(1968, Çorum - )
İlk ve orta öğrenimini Çorum’da tamamladı. Çorum Ortaköy Lisesi ve Uludağ Üni. Eğitim Fakültesi’ni bitirdi. İstanbul, Kars ve Artvin'de çalıştı. Halen Çorum’da öğretmenliğe devam ediyor. Anadolu Üni. Felsefe Bölümü’nü bitirdi.
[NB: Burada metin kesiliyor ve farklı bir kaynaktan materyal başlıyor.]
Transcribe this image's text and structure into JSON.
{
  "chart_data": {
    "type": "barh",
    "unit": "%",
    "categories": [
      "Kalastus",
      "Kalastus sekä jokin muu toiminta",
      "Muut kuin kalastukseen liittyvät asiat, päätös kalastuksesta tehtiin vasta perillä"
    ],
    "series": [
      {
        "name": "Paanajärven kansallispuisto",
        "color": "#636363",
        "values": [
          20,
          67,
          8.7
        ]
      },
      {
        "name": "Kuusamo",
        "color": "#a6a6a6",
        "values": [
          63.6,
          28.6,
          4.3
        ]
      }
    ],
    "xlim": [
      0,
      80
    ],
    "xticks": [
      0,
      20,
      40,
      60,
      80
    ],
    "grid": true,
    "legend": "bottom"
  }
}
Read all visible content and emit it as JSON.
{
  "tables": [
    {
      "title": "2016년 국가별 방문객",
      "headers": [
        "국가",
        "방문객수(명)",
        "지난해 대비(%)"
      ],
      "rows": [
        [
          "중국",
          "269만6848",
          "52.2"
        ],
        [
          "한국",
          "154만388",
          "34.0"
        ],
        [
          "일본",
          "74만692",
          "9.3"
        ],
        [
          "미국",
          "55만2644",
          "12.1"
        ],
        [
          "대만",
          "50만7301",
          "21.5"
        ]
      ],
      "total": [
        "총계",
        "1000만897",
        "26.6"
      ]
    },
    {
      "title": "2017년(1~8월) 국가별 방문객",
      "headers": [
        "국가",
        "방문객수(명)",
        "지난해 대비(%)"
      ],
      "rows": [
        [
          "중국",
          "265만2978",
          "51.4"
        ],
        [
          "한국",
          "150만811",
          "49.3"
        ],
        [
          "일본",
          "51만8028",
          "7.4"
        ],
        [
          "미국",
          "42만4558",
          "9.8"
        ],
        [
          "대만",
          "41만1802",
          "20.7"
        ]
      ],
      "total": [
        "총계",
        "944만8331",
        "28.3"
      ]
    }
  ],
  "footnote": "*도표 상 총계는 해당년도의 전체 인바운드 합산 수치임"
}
Çorum’da yaşıyor; evli ve iki kız babası.
Şiir, yazı ve şiir çözümlemeleri Akatalpa, Akdeniz Edebiyat, Başka, Berfin Bahar, Bir Yeni Biçem, Çınardibi, Eliz Edebiyat, Karayılkı, Mavi, Mor Taka, Mühür, Sincan İstasyonu, Son Gemi, Şiiri Özlüyorum, Yazılıkaya (Eskişehir), Yeni Biçem gibi dergilerde yayımlandı.
Yapıtları: Şiir: *Akdeniz Kederim, Başak, İst.: 2008 *Herkes Acısına Kabuk, Şiiri Özlüyorum, Nevşehir: 2018.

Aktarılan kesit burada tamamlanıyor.